El desfile de los líderes europeos este lunes en Washington, haciendo de carabina de Volodimir Zelenski, es otro ejemplo de la inanidad del Viejo Continente. No se espera que saquen nada en claro, pues Putin no ha dejado margen. Nos han quitado la honra, esperemos que no nos quiten también los barcos. España, obviamente, no irá en la comitiva. Como para que lo lleven a Estados Unidos está Pedro Sánchez.

La Torre Trump fue uno de los sueños húmedos del presidente norteamericano desde tiempos inmemoriales: tener un gran hotel de lujo frente al Kremlin en colaboración con el gobierno soviético. Lo escribió en The art of the deal, un libro que es a Trump lo mismo que la Ética a Nicómaco a Aristóteles. Ahí se encuentran sus principios, no los éticos, que no se le conocen, sino los de negociación. Lo debería leer Von der Leyen antes de sentarse a pactar con él. A tenor de los resultados cosechados, no parece que haya sido así.

Al final se trata del simple y vil dinero, tal y como aventuraron algunos osados, frente a esos otros sesudos analistas que vaticinaban la supeditación absoluta de la economía a la geopolítica. Estos últimos hablaban de un escenario, el Make America Great Again (MAGA), en el que primaban más las gentes del Kentucky rural que los ejecutivos de los grandes bancos de inversión. Se equivocaron. Sigue siendo la economía, estúpidos, y aunque los lobos ya no estén en Wall Street, existen, tienen los colmillos afilados y les gustan los fajos de billetes bien enrollados más que a Gordon Gekko un puro.

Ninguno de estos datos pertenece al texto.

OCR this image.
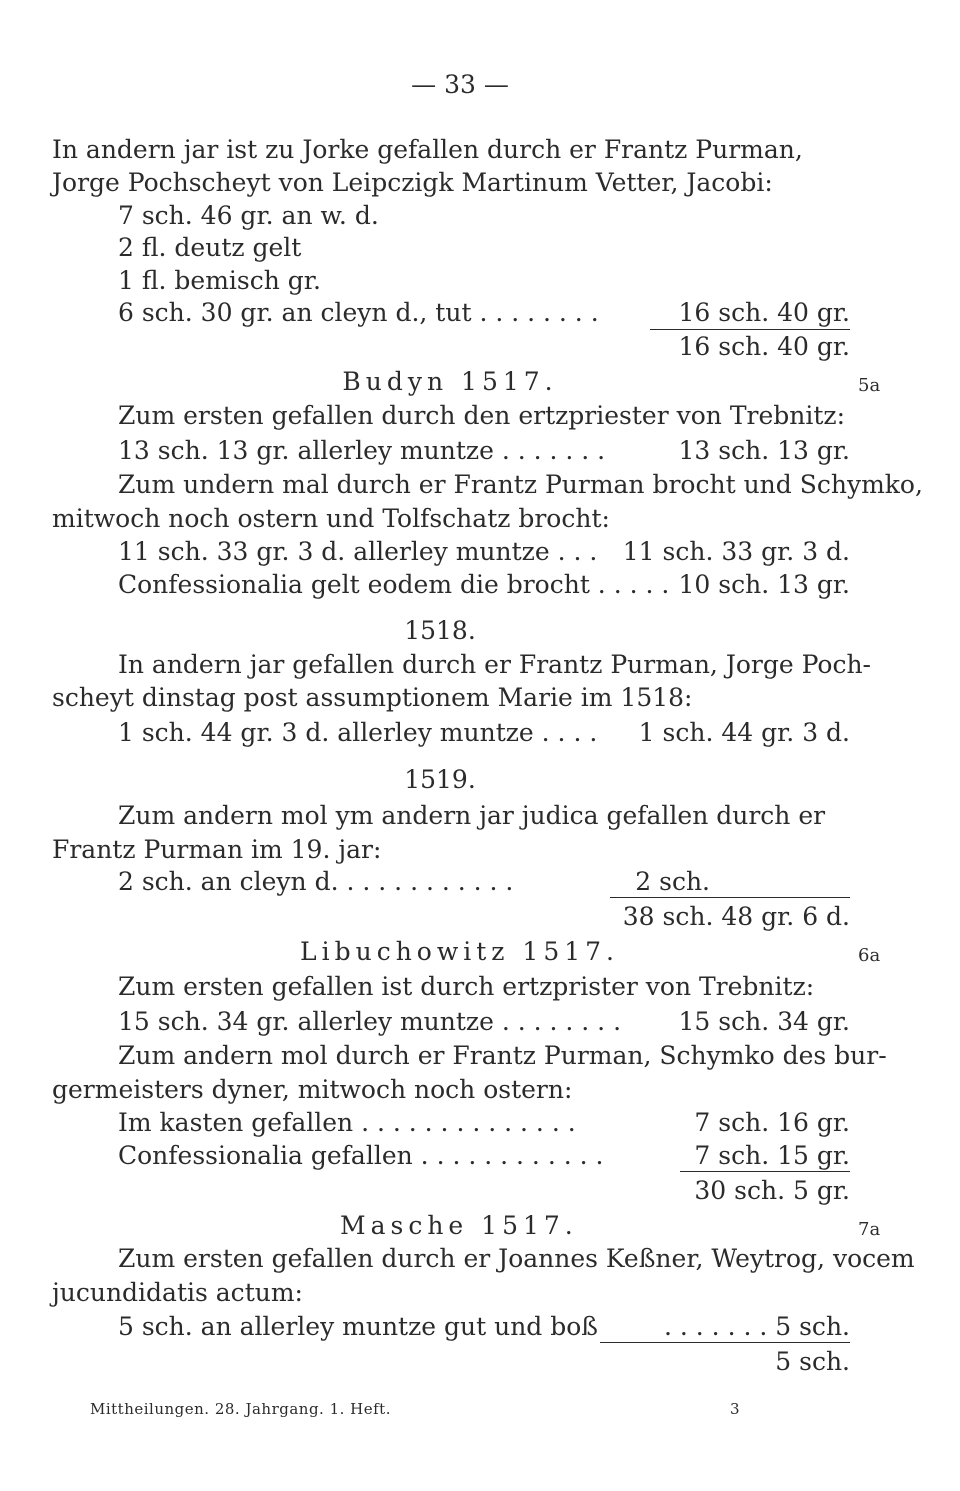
— 33 —
In andern jar ist zu Jorke gefallen durch er Frantz Purman,
Jorge Pochscheyt von Leipczigk Martinum Vetter, Jacobi:
7 sch. 46 gr. an w. d.
2 fl. deutz gelt
1 fl. bemisch gr.
6 sch. 30 gr. an cleyn d., tut . . . . . . . .	16 sch. 40 gr.
16 sch. 40 gr.
Budyn 1517.	5a
Zum ersten gefallen durch den ertzpriester von Trebnitz:
13 sch. 13 gr. allerley muntze . . . . . . .	13 sch. 13 gr.
Zum undern mal durch er Frantz Purman brocht und Schymko,
mitwoch noch ostern und Tolfschatz brocht:
11 sch. 33 gr. 3 d. allerley muntze . . .	11 sch. 33 gr. 3 d.
Confessionalia gelt eodem die brocht . . . . . 10 sch. 13 gr.
1518.
In andern jar gefallen durch er Frantz Purman, Jorge Poch-
scheyt dinstag post assumptionem Marie im 1518:
1 sch. 44 gr. 3 d. allerley muntze . . . .	1 sch. 44 gr. 3 d.
1519.
Zum andern mol ym andern jar judica gefallen durch er
Frantz Purman im 19. jar:
2 sch. an cleyn d. . . . . . . . . . . .	2 sch.
38 sch. 48 gr. 6 d.
Libuchowitz 1517.	6a
Zum ersten gefallen ist durch ertzprister von Trebnitz:
15 sch. 34 gr. allerley muntze . . . . . . . .	15 sch. 34 gr.
Zum andern mol durch er Frantz Purman, Schymko des bur-
germeisters dyner, mitwoch noch ostern:
Im kasten gefallen . . . . . . . . . . . . . .	7 sch. 16 gr.
Confessionalia gefallen . . . . . . . . . . . .	7 sch. 15 gr.
30 sch. 5 gr.
Masche 1517.	7a
Zum ersten gefallen durch er Joannes Keßner, Weytrog, vocem
jucundidatis actum:
5 sch. an allerley muntze gut und boß	. . . . . . . 5 sch.
5 sch.
Mittheilungen. 28. Jahrgang. 1. Heft.	3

España no irá en la comitiva. Como para que lo lleven a Estados Unidos está Pedro Sánchez

Trump, como Peter Thiel, el ideólogo de los tecnoligarcas que manejan los hilos, considera que para continuar como primera potencia mundial, poder plantar cara a China e India y seguir creciendo al ritmo necesario para que sus billeteras se hagan más abultadas, las democracias liberales, al igual que el comercio mundial, son una rémora. Ese viejo paradigma de tener que contar continuamente con el visto bueno de una mayoría no siempre ilustrada para gobernar y de que el comercio tenga que estar supeditado a la libre competencia y a un regulador cicatero, no es compatible con el nuevo orden mundial, donde se necesitan disrupción y nuevas reglas del juego.

En cambio, la Comisión Europea, de un perfil naïf que espanta, sigue instalada en el viejo paradigma como quien toca el violín mientras el barco se hunde. Considera que no puede renunciar a los valores sobre los que se levantó Europa porque, a la larga, saldrá victoriosa. Así lo expuso tras estampar su rúbrica en el acuerdo arancelario con Trump.

El problema es que este pacto no fue ni mucho menos una victoria. El argumento oficial con el que se vendió —“hemos llegado a un acuerdo con Estados Unidos; no es el mejor, pero lo aceptamos para obtener predictibilidad”— es un error de manual. Si algo no existe en la política de Trump es precisamente la predictibilidad.

Foto: bruselas-union-europea-zelenski-trump-1tps

Quien piense que la relación con Washington puede estabilizarse con un papel firmado no ha leído ni una sola página de The art of the deal. Si miramos las negociaciones con México y con China durante su primer mandato, lo único que hubo fue improvisación, ruptura de acuerdos y negociación tras negociación. La incertidumbre es su hábitat natural.

En un mundo ideal, con competencia perfecta, todos ganamos. Pero cuando un actor lo suficientemente grande decide jugar con otras reglas, el resto no puede quedarse quieto. Si EEUU cierra su mercado a China, el resultado no es solo que Pekín pierde acceso. Es que para mantener en pie sus fábricas y cubrir sus costes fijos, China tendrá que invadir Europa con productos más baratos. Europa, mientras tanto, se hunde en la miseria.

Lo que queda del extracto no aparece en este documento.